You are right that this is a very dangerous time for a ship, as it comes into or makes out of port. This is why, at those times, the ship is conned not by the master, but by the harbor pilot. The pilot knows the local waters comprehensively, and has extensive skill in ship handling. A harbor pilot's certificate is much harder to get then a master's certificate.

Buzzing random islands without a local pilot aboard is, well, stupid and dumb.


There are numerous occasions on any Mediterranean cruise where ships have to navigate narrow passages between islands--passages for which no pilot is brought on board and where the ship must come as close to the shore on both sides as was intended on this "fly by." It is simply incorrect to suggest that it is an inherently high-risk maneuver to bring a modern cruise ship close to an island where there is plenty of depth close to the coast.
posted by yoink at 9:26 AM on April 21, 2012


When I was on a sizable ship this spring, we did a lifeboat drill within minutes of dropping our bags in our rooms. I'm pretty sure someone said it was a direct result of the Concordia.
posted by gottabefunky at 11:18 AM on April 21, 2012


January 30, 1945 was truly a nightmare to remember. Pressed into wartime service, the German cruise ship MV Wilhelm Gustloff (20,000 tons lighter and 200 feet shorter than Titanic) was packed with evacuees fleeing from advancing Russian forces in East Prussia when she was sunk in the Baltic Sea by a Soviet submarine. An estimated 9,400 passengers (including thousands of children) died in the world's worst maritime disaster.
posted by cenoxo at 9:08 PM on April 21, 2012


Perhaps the wisest course is to avoid ocean travel altogether:
"No man will be a sailor who has contrivance enough to get himself into a jail; for being in a ship is being in a jail, with the chance of being drowned... a man in a jail has more room, better food, and commonly better company."
Samuel Johnson (1709-1784)
Let's take the train instead.
posted by cenoxo at 9:31 PM on April 21, 2012 [2 favorites]

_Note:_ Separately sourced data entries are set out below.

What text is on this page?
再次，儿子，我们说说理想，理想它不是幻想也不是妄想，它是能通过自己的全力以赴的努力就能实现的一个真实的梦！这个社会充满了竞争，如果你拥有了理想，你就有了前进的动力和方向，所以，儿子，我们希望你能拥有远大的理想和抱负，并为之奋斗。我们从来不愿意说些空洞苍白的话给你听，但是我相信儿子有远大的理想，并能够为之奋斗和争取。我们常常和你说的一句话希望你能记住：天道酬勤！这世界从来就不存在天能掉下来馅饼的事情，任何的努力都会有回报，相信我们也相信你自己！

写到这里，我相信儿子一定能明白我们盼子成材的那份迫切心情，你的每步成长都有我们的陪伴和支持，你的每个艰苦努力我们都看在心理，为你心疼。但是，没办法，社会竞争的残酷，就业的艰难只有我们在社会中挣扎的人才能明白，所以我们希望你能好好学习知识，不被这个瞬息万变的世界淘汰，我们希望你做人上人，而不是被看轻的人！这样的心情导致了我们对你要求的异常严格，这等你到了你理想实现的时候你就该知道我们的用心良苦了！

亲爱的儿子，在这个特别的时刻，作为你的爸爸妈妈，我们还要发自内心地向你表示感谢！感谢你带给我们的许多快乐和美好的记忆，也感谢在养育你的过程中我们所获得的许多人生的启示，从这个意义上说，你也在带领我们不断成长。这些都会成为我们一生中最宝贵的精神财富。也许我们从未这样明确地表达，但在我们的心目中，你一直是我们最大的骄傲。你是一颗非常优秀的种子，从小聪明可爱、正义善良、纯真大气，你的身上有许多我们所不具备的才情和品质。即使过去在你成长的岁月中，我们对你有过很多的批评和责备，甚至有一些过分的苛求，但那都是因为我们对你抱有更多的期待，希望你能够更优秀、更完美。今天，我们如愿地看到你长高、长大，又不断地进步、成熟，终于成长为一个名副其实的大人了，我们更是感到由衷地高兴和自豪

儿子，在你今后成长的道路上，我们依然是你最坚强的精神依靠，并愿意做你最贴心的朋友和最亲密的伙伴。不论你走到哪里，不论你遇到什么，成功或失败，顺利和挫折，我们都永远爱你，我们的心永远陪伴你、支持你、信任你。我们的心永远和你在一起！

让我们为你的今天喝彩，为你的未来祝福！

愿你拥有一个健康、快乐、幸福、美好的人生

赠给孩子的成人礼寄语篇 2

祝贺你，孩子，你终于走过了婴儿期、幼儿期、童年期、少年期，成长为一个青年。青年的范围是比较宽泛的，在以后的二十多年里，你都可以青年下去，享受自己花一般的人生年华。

gottabefunky, those lifeboat drills have been a mandatory part of the cruise ship experience for a long time. It's maritime law that everybody on an ocean going vessel has to have a way to be notified of an emergency and training on what to do. The cruise lines make it as perfunctory as possible because it's kind of a downer compared to their whole vacation vibe, but they have to do it, and it's not so much because of the Concordia as because of the Titanic that that's the case.
posted by localroger at 3:44 PM on April 22, 2012


The difference is in the TIMING. The Concordia struck distaster within a couple of hours of setting sail. I can't remember when our muster drill was conducted, although I know it was pretty early on. But at the time I sailed (in 2007) it would have been too late to have been useful in the Concordia's situation.